Dans l’ombre d’arsene

Assane Diop è quindi un uomo cresciuto leggendo i romanzi di Leblanc e sviluppando una viscerale passione per il Lupin letterario. Egli vive sostanzialmente di furti e di formidabili raggiri, messi in pratica sfruttando le sue innate doti “attoriali” e la sua capacità di uscire da ogni situazione potenzialmente molesta. Ha origini senegalesi, il che ha perfettamente senso nella contemporanea e multietnica Parigi, e ha perso suo padre, autista presso una bianca e ricca famiglia borghese, i Pellegrini, quando aveva appena quattordici anni.

Per Assane è tempo di indagare sulla misteriosa morte di suo padre e, per fare questo, il primo passo è il furto di una preziosissima collana in possesso degli stessi Pellegrini, che andrà all’asta nella splendida cornice del museo del Louvre.

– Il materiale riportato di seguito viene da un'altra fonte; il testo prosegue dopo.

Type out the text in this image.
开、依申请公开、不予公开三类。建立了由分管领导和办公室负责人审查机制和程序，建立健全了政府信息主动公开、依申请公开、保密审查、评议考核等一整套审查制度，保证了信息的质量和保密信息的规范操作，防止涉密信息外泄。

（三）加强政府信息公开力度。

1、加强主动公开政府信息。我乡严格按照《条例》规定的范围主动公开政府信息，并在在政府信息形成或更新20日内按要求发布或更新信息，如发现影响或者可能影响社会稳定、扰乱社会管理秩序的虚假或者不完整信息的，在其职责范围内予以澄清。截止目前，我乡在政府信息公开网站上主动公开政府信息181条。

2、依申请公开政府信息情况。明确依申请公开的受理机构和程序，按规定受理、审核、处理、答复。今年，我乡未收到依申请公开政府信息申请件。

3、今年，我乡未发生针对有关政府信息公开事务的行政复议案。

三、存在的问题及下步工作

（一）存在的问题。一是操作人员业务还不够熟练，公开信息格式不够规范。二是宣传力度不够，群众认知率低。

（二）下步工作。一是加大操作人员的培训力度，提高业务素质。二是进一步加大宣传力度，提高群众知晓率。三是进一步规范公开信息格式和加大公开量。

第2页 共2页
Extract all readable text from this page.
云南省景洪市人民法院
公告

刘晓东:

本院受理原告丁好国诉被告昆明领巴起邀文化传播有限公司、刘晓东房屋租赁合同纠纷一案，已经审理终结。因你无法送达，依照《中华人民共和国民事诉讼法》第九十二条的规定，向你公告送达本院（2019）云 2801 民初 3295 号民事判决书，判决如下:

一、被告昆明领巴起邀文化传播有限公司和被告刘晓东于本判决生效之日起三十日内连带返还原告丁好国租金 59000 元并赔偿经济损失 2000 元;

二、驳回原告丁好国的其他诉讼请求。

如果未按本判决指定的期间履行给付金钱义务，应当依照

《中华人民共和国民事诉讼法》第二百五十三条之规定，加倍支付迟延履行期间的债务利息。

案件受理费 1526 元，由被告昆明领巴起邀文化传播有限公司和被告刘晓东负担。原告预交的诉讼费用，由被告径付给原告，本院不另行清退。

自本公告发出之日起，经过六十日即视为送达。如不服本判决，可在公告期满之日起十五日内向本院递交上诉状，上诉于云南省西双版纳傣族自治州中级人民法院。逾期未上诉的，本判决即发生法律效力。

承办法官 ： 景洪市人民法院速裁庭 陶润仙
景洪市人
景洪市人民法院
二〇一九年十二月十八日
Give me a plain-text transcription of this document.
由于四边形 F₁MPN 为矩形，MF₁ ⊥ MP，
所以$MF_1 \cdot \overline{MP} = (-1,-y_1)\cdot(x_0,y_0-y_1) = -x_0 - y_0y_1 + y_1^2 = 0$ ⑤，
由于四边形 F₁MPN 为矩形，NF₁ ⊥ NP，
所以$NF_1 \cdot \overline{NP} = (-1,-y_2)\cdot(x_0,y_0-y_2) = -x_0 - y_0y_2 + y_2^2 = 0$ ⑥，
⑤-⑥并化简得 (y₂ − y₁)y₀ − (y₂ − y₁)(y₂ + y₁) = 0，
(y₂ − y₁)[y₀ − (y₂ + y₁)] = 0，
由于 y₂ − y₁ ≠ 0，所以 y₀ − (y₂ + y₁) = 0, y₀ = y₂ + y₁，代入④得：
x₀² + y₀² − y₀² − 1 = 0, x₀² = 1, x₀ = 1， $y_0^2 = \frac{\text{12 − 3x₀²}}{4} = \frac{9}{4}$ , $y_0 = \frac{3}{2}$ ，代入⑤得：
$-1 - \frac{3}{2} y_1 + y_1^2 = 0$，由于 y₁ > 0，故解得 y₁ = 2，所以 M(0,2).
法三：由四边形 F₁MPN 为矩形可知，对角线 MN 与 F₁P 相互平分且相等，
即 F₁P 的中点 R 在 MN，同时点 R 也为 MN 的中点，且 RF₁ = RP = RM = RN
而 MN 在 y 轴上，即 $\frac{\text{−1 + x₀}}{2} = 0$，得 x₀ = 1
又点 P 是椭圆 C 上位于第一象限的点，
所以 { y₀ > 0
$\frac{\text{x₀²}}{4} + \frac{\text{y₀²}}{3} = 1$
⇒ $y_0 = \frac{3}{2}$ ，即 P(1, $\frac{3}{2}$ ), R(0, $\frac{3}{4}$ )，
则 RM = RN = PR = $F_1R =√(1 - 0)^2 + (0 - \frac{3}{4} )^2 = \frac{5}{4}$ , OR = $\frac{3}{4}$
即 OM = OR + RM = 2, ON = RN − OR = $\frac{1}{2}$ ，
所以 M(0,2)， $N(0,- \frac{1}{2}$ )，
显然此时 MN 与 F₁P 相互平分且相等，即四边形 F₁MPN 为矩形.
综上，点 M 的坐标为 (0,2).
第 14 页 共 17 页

La prima delle cinque puntate che compongono questa miniserie (in realtà, idealmente, è una sorta di prima parte di stagione) è senza dubbio la migliore del pacchetto, sia in termini di ritmo e narrazione, sia in termini di valore produttivo. Le location sono molte e visivamente ricche, le scene d’azione più credibili e abbondanti che nel resto della serie. Omar Sy risulta istantaneamente carismatico e affascinante, nonché piuttosto credibile anche nelle maschere dei vari “personaggi” interpretati da Assane.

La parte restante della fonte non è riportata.